Ainsi, le délai de carence pour les fonctionnaires malades restera d'un jour et non de trois comme dans le privé. De la même manière, la réduction de 100 à 90% de la rémunération en cas d'arrêt maladie n'est plus à l'ordre du jour.
• Les plus aisés et grandes entreprises épargnés
Pour réduire le déficit dans le cadre du Budget 2025, les grandes entreprises réalisant plus d'un milliard d'euros de chiffre d'affaires devaient être visées par une surtaxe d'impôt sur les sociétés, tandis que les ménages les plus fortunés auraient dû contribuer davantage à l'effort de redressement des finances publiques en payant un impôt exceptionnel. En cas d'adoption d'une loi spéciale, ces deux mesures ne s'appliqueront pas en 2025.
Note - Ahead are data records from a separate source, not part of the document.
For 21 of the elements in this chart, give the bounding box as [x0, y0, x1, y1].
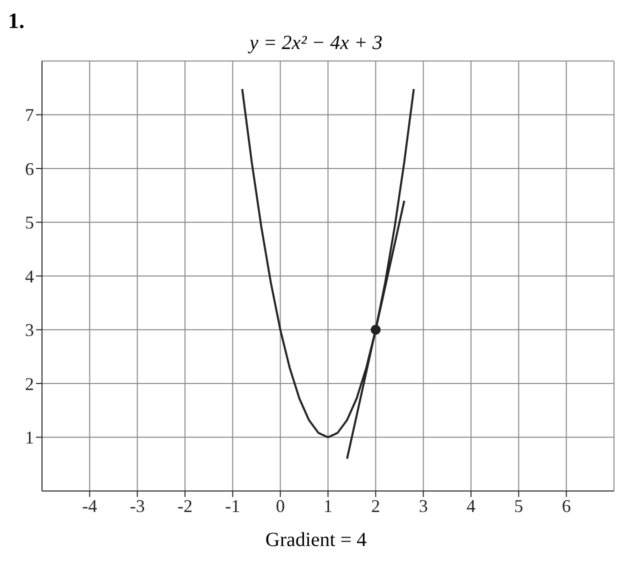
text: Gradient = 4	[264, 529, 368, 552]
x-tick-label: 6	[562, 496, 571, 516]
x-tick-label: 0	[276, 496, 285, 516]
y-tick-label: 5	[25, 212, 34, 233]
x-tick-label: -1	[225, 496, 240, 516]
x-tick-label: 3	[418, 496, 428, 516]
x-tick-label: 4	[466, 496, 476, 516]
y-tick-label: 1	[25, 428, 34, 448]
x-tick-label: -4	[82, 496, 98, 516]
x-tick-label: 5	[514, 496, 524, 516]
y-tick-label: 7	[25, 105, 34, 126]
x-tick-label: -2	[178, 496, 192, 516]
y-tick-label: 4	[25, 266, 34, 286]
y-tick-label: 6	[25, 158, 34, 179]
x-tick-label: -3	[130, 496, 145, 516]
text: 1.	[8, 8, 26, 33]
chart-title: y = 2x² − 4x + 3	[246, 32, 384, 55]
y-tick-label: 3	[25, 320, 34, 340]
x-tick-label: 1	[324, 496, 332, 516]
x-tick-label: 2	[371, 496, 380, 516]
y-tick-label: 2	[25, 374, 34, 394]
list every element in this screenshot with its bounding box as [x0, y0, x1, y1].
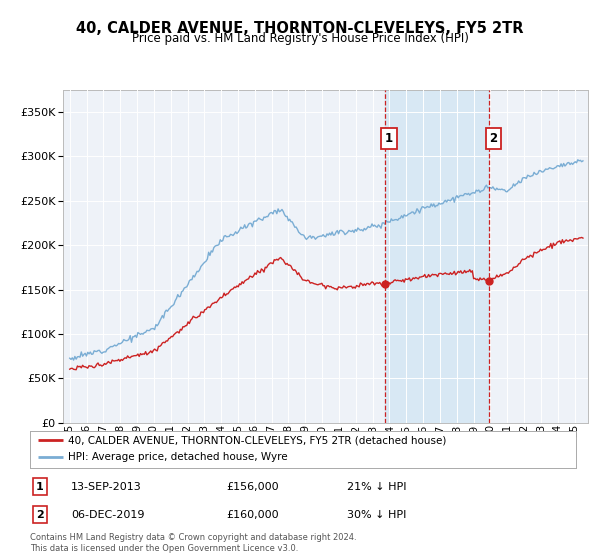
Text: Price paid vs. HM Land Registry's House Price Index (HPI): Price paid vs. HM Land Registry's House … [131, 32, 469, 45]
Text: 30% ↓ HPI: 30% ↓ HPI [347, 510, 406, 520]
Text: 40, CALDER AVENUE, THORNTON-CLEVELEYS, FY5 2TR (detached house): 40, CALDER AVENUE, THORNTON-CLEVELEYS, F… [68, 435, 446, 445]
Text: 06-DEC-2019: 06-DEC-2019 [71, 510, 145, 520]
Text: £156,000: £156,000 [227, 482, 279, 492]
Bar [385, 90, 489, 423]
Text: 2: 2 [36, 510, 44, 520]
Text: 21% ↓ HPI: 21% ↓ HPI [347, 482, 406, 492]
Text: 13-SEP-2013: 13-SEP-2013 [71, 482, 142, 492]
Text: 40, CALDER AVENUE, THORNTON-CLEVELEYS, FY5 2TR: 40, CALDER AVENUE, THORNTON-CLEVELEYS, F… [76, 21, 524, 36]
Text: Contains HM Land Registry data © Crown copyright and database right 2024.
This d: Contains HM Land Registry data © Crown c… [30, 533, 356, 553]
Text: 1: 1 [36, 482, 44, 492]
Text: 1: 1 [385, 132, 393, 145]
Text: £160,000: £160,000 [227, 510, 279, 520]
Text: 2: 2 [489, 132, 497, 145]
Text: HPI: Average price, detached house, Wyre: HPI: Average price, detached house, Wyre [68, 452, 288, 463]
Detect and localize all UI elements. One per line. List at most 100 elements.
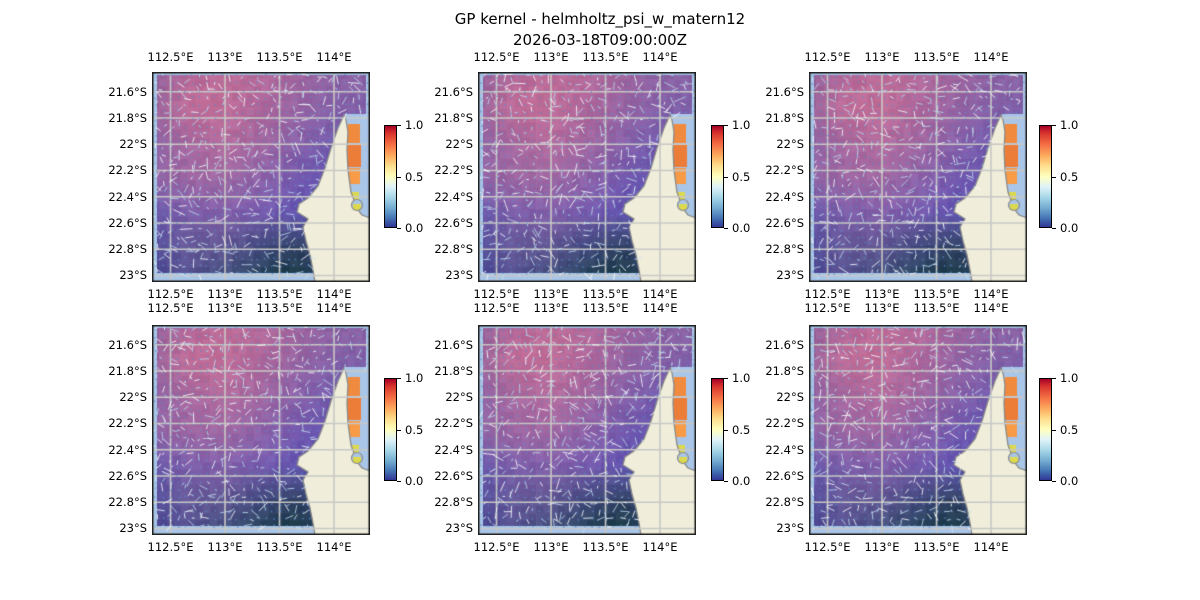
colorbar-tick-label: 0.0 <box>1060 221 1079 235</box>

Même chose pour la taxe de solidarité sur les billets d'avion qui devait être triplée. Certaines compagnies aériennes qui avaient décidé de l'appliquer par anticipation ont d'ailleurs annoncé qu'elles rembourseraient les trop-perçus, compte tenu de la censure mercredi soir du gouvernement Barnier.
• Bonus-malus auto
La probable adoption d'une loi spéciale en lieu et place du PLF 2025 aura pour effet d'annuler la révision du dispositif prévue pour le malus automobile. Celui-ci, qui devait être durci, restera finalement soumis au barème 2024.
En revanche, le bonus sera lui bien raboté puisque cette diminution a été adoptée par voie réglementaire dans un décret paru le dimanche 1er décembre.